Thursday, December 9, 2010

Letters to a young pastor #1 - Friendships

* I am not sure who will read this blog but if a young person who is desiring to learn about ministry from a reasonably experienced pastor is willing to learn I am willing to write.

An older pastor once declared that he did not have friends in the church he pastored. He was rather a cool character and I wondered if he was capable of having intimate relationships with anyone. I decided that he was wrong in his position of keeping parishioners at arms length. My ministry was going to be intimate and full of close relationships with those who wanted to be my friend, or our friends if we could have couple friends.

While these warm intentions were good it seemed that there were unforseen problems along the way that intensified over time. There is an old story about a pastor and his family taking on a new church in an entirely different town. In those days people took the train to go long distances and this pastoral family arrived at the train station in their new town only to be met by a prominent member of the church. He immediately presented them with a new car of their very own. This seemed like a generous and special way to be greeted and welcomed to the community. However, over time their benefactor began to expect favors, votes in his direction, and that his advice would be heeded over many others.

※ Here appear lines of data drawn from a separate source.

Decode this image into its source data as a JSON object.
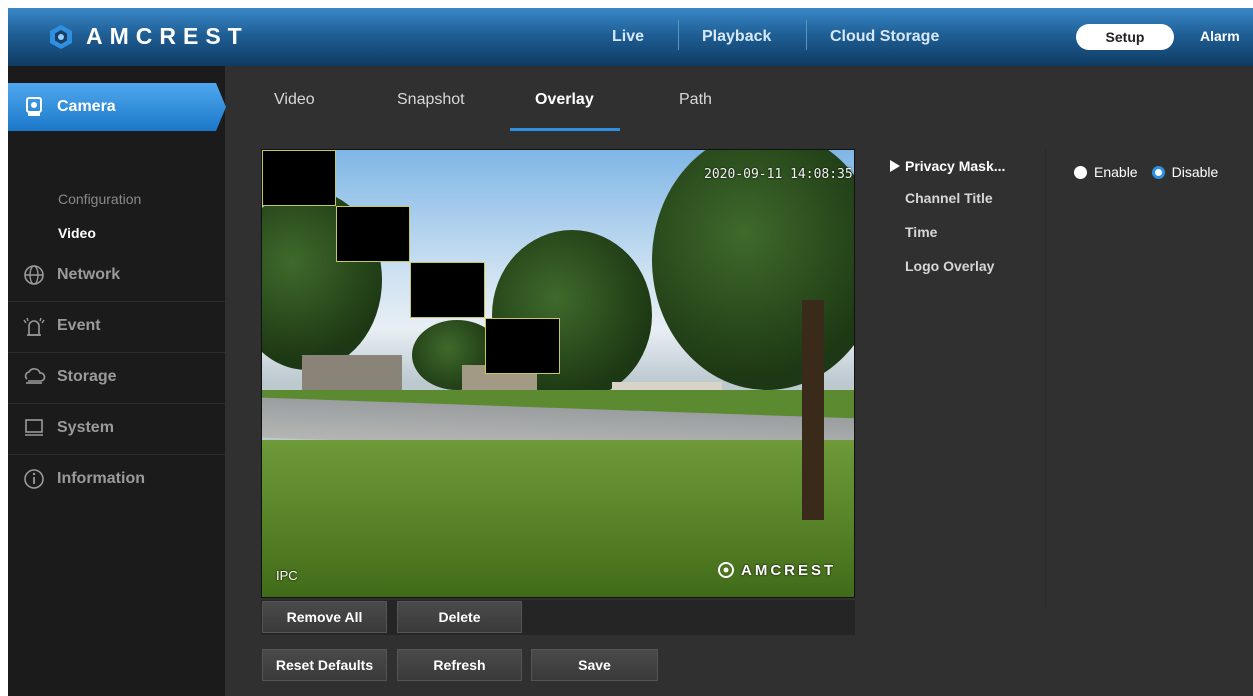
{
  "brand": {
    "name": "AMCREST"
  },
  "topnav": {
    "live": "Live",
    "playback": "Playback",
    "cloud_storage": "Cloud Storage",
    "setup": "Setup",
    "alarm": "Alarm"
  },
  "sidebar": {
    "camera": "Camera",
    "sub_items": [
      "Configuration",
      "Video"
    ],
    "network": "Network",
    "event": "Event",
    "storage": "Storage",
    "system": "System",
    "information": "Information"
  },
  "tabs": [
    "Video",
    "Snapshot",
    "Overlay",
    "Path"
  ],
  "active_tab": "Overlay",
  "video": {
    "timestamp": "2020-09-11 14:08:35",
    "channel_label": "IPC",
    "watermark": "AMCREST"
  },
  "buttons": {
    "remove_all": "Remove All",
    "delete": "Delete",
    "reset_defaults": "Reset Defaults",
    "refresh": "Refresh",
    "save": "Save"
  },
  "overlay_menu": {
    "items": [
      "Privacy Mask...",
      "Channel Title",
      "Time",
      "Logo Overlay"
    ],
    "active": "Privacy Mask..."
  },
  "privacy_mask": {
    "enable_label": "Enable",
    "disable_label": "Disable",
    "selected": "Disable"
  },
  "colors": {
    "accent": "#2f8fe0",
    "topbar": "#1f5f96",
    "sidebar_bg": "#1b1b1b",
    "content_bg": "#303030"
  }
}
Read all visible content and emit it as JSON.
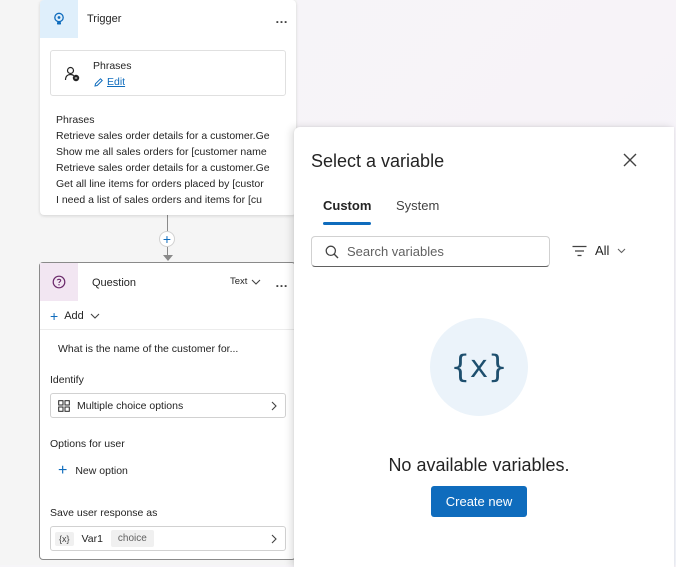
{
  "trigger": {
    "title": "Trigger",
    "more": "…",
    "phrases_box": {
      "title": "Phrases",
      "edit_label": "Edit"
    },
    "phrases_heading": "Phrases",
    "phrases": [
      "Retrieve sales order details for a customer.Ge",
      "Show me all sales orders for [customer name",
      "Retrieve sales order details for a customer.Ge",
      "Get all line items for orders placed by [custor",
      "I need a list of sales orders and items for [cu"
    ]
  },
  "question": {
    "title": "Question",
    "type_label": "Text",
    "more": "…",
    "add_label": "Add",
    "prompt_text": "What is the name of the customer for...",
    "identify_label": "Identify",
    "identify_value": "Multiple choice options",
    "options_label": "Options for user",
    "new_option_label": "New option",
    "save_label": "Save user response as",
    "var_chip": "{x}",
    "var_name": "Var1",
    "var_type": "choice"
  },
  "panel": {
    "title": "Select a variable",
    "tabs": [
      {
        "label": "Custom",
        "active": true
      },
      {
        "label": "System",
        "active": false
      }
    ],
    "search_placeholder": "Search variables",
    "filter_label": "All",
    "empty_glyph": "{x}",
    "empty_text": "No available variables.",
    "create_label": "Create new"
  },
  "colors": {
    "accent": "#0f6cbd",
    "trigger_icon_bg": "#dfeffb",
    "question_icon_bg": "#f2e6f2",
    "empty_circle_bg": "#ebf3fa"
  }
}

Those who want to be close to the pastor, or who offer wonderful gifts, are to be held in careful regard. Do I dare say, with suspicion? To some degree, yes. In every church there are those who want to be close to the pastor because the perception is that he holds the power position in the church, whether real or imagined. Some people just love to be close to those in leadership. It is comforting and secure to be close to the one who is close to the Lord and who leads with a measure of confidence. For others it is simply a matter of wanting to control the head, to influence the direction of the church, to be close to the power block and be able to monitor the goings on.

One of the difficulties of such friends for the pastor is the depth of intimacy that may develop. A close friendship usually entails secrets and disclosed issues that we all face. We need to tell someone what we struggle with and find affirmation from this confidant. They in turn, if it is a mutual relationship, will tell their secrets in confidence. When matters reach a point of effecting the church, or you find yourself in conflict with your friend, how do you become the truth-teller you need to be as a pastor? It is extremely hard to point out your friend's flaws when they err; you don't want to lose the intimacy of that good relationship by confronting them. As a pastor this will happen. You will need to choose between being a friend and being a pastor. On that day you will wish that you had never made friends in the church but remained at arms length. You will wish that you had kept your hat on as pastor and had never taken it off.

There are times when I could not tell if a person wanted to be my friend because they liked me or because I was a pastor. In truth, are we ever able to take that hat off? We are always pastors, even when we are with our own extended families. Much is expected of us. So I say, you are always a pastor and you are always expected to act like one. In terms of friends, choose them carefully.